Organizer: CROSSING, Oleg Nikiforov
The fast advancements in DNA sequencing technology make it possible to conduct full genome sequencing under $1000. At this reduced cost, personalized medicine and genetic tests (paternity, ancestry, …) will see more widespread use while genomic researchers will have access to cohorts of growing size. Since the genome is the ultimate personal identifier, this progress comes with big privacy concerns and much research is actually hindered by unsolved ethical, judicial and technical problems. Genomic data is spread all over the world in isolated non-cooperating data silos, rendering possibly seminal research difficult and blocking progress in personalized medicine.

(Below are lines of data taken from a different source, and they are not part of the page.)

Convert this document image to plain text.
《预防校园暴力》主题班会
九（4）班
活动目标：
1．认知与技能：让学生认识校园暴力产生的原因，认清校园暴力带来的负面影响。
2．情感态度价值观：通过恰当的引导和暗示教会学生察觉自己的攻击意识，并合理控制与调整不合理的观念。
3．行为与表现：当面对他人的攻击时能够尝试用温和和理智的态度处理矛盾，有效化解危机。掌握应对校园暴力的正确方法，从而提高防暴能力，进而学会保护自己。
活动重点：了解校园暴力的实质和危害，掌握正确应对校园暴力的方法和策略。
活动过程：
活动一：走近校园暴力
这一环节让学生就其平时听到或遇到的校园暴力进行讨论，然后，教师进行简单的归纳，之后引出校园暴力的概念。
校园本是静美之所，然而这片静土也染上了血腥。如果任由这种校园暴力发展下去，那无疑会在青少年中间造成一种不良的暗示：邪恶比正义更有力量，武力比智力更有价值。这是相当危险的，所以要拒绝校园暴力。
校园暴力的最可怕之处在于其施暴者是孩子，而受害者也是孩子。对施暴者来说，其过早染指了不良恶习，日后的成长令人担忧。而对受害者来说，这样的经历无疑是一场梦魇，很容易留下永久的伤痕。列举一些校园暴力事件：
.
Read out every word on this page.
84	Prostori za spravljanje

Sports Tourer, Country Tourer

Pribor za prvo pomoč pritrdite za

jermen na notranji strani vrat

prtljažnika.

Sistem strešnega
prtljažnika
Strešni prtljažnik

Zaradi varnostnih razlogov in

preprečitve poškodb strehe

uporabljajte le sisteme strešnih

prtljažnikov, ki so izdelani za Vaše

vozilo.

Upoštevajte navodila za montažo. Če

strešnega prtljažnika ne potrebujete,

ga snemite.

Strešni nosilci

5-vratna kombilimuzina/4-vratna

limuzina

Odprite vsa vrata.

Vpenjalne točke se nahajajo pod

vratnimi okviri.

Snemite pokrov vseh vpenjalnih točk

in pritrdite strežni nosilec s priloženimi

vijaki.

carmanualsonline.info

This talk aims to give an overview of current applications of privacy enhancing technologies to various problems in genomic data handling. Open questions in genomic privacy will be presented. The audience will hopefully be inspired to invent new solutions tackling those open challenges
Sebastian Stammler is a CS PhD candidate at TU Darmstadt in Prof. Kay Hamachers group “Computational Biology & Simulation”. His research interest is genomic privacy, which covers all methods protecting and enhancing the privacy of individuals’ genomic data. He has done work on anonymization techniques and now focuses on cryptographic means like multi-party computation to enhance the privacy of genomic data processing.
Sebastian has a Diploma and Master in mathematics, from the Universities of Darmstadt (TU) and Cambridge. At both universities, he focused on pure mathematical subjects like Number Theory, Algebra and Modular Forms. Before joining Hamachers group, he ventured into the working world at Ernst & Young, doing financial mathematics and later joined a small IT integration company.